Sustained hypersensitivity to angiotensin II and its mechanism in mice lacking the subtype-2 (AT2) angiotensin receptor

Abstract

The vast majority of the known biological effects of the renin-angiotensin system are mediated by the type-1 (AT1) receptor, and the functions of the type-2 (AT2) receptor are largely unknown. We investigated the role of the AT2 receptor in the vascular and renal responses to physiological increases in angiotensin II (ANG II) in mice with targeted deletion of the AT2 receptor gene. Mice lacking the AT2 receptor (AT2-null mice) had slightly elevated systolic blood pressure (SBP) compared with that of wild-type (WT) control mice (P < 0.0001). In AT2-null mice, infusion of ANG II (4 pmol/kg/min) for 7 days produced a marked and sustained increase in SBP [from 116 +/- 0.5 to 208 +/- 1 mmHg (P < 0.0001) (1 mmHg = 133 Pa)] and reduction in urinary sodium excretion (UNaV) [from 0.6 +/- 0.01 to 0.05 +/- 0.002 mM/day (P < 0.0001)] whereas neither SBP nor UNaV changed in WT mice. AT2-null mice had low basal levels of renal interstitial fluid bradykinin (BK), and cyclic guanosine 3', 5'-monophosphate, an index of nitric oxide production, compared with WT mice.
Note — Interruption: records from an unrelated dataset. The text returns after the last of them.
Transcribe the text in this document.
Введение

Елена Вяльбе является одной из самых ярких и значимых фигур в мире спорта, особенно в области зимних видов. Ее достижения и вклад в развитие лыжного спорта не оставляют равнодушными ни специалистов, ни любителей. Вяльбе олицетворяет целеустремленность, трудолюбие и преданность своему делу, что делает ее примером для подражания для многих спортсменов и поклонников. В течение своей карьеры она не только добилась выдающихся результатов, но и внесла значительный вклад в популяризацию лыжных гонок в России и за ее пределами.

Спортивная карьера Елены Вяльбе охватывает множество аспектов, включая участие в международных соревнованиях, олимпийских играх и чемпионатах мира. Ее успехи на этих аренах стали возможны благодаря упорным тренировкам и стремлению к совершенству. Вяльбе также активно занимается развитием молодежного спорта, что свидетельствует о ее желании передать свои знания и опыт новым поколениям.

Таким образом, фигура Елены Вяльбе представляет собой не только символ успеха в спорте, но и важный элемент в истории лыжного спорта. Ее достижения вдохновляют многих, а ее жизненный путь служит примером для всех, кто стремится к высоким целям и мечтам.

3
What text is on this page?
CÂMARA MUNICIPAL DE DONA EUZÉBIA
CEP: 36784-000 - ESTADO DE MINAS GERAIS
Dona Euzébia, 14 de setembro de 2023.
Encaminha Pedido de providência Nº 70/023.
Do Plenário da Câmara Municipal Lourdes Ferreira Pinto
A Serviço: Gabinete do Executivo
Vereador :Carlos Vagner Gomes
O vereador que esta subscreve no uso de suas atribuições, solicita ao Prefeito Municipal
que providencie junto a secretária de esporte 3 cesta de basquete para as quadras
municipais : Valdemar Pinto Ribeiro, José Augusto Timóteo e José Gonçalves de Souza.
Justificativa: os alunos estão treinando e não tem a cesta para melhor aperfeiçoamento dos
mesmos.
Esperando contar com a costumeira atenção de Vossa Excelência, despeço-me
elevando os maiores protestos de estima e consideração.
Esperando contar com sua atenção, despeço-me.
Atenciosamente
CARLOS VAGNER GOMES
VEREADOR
In WT mice, dietary sodium restriction or ANG II infusion increased renal interstitial fluid BK, and cyclic guanosine 3', 5'-monophosphate by approximately 4-fold (P < 0.0001) whereas no changes were observed in AT2-null mice. These results demonstrate that the AT2 receptor is necessary for normal physiological responses of BK and nitric oxide to ANG II. Absence of the AT2 receptor leads to vascular and renal hypersensitivity to ANG II, including sustained antinatriuresis and hypertension. These results strongly suggest that the AT2 receptor plays a counterregulatory protective role mediated via BK and nitric oxide against the antinatriuretic and pressor actions of ANG II.

Figure 1

SBP (A), 24-h urine sodium excretion (U_NaV) (B), and 24-h urine volume (V) (C) of mice (n = 10) lacking the subtype-2 (AT₂) angiotensin receptor (open bars) and WT mice (n = 10; closed bars) on normal or low sodium intake. ∗, P < 0.01 from WT mice; +, P < 0.0001 from normal sodium intake.

Figure 2

RIF, BK (A), and cGMP (B) in mice (n = 10) lacking the subtype-2 (AT₂) angiotensin receptor (open bars) and WT mice (n = 10; closed bars) on normal or low sodium intake. ∗∗, P < 0.0001 from WT mice; +, P < 0.0001 from normal sodium intake.

Figure 3

SBP (A), 24-h urine sodium excretion (U_NaV) (B), and 24-h urine volume (UV) (C) of mice (n = 10) lacking the subtype-2 (AT₂) angiotensin receptor (squares) and WT mice (n = 10; triangles) during vehicle infusion (day 0), during sustained s.c. infusion of ANG II (days 1–7, solid line) and during vehicle (V) infusion in the postexperimental control period (days 8–14). Baseline data for AT₂-null mice infused with vehicle (V) throughout the 14-day period were 104 ± 3 mmHg (SBP), 0.23 ± 0.04 milliequivalent/24 h (U_NaV), and 2.4 ± 0.6 ml/24 h (UV). There was no change from baseline for any of these parameters on any day of the 14-day vehicle infusion (P was not significant). ∗, P < 0.0001 from vehicle control (day 0); +, P < 0.0001 from WT mice.

Figure 4

RIF, BK (A), and cGMP (B) in mice (n = 10) lacking the subtype-2 (AT₂) angiotensin receptor (open bars) and WT mice (n = 10; closed bars) during the vehicle control period (Control) and after 7 days of continuous infusion of ANG II. ∗, P < 0.0001 from WT mice; +, P < 0.0001 from vehicle control (day 0).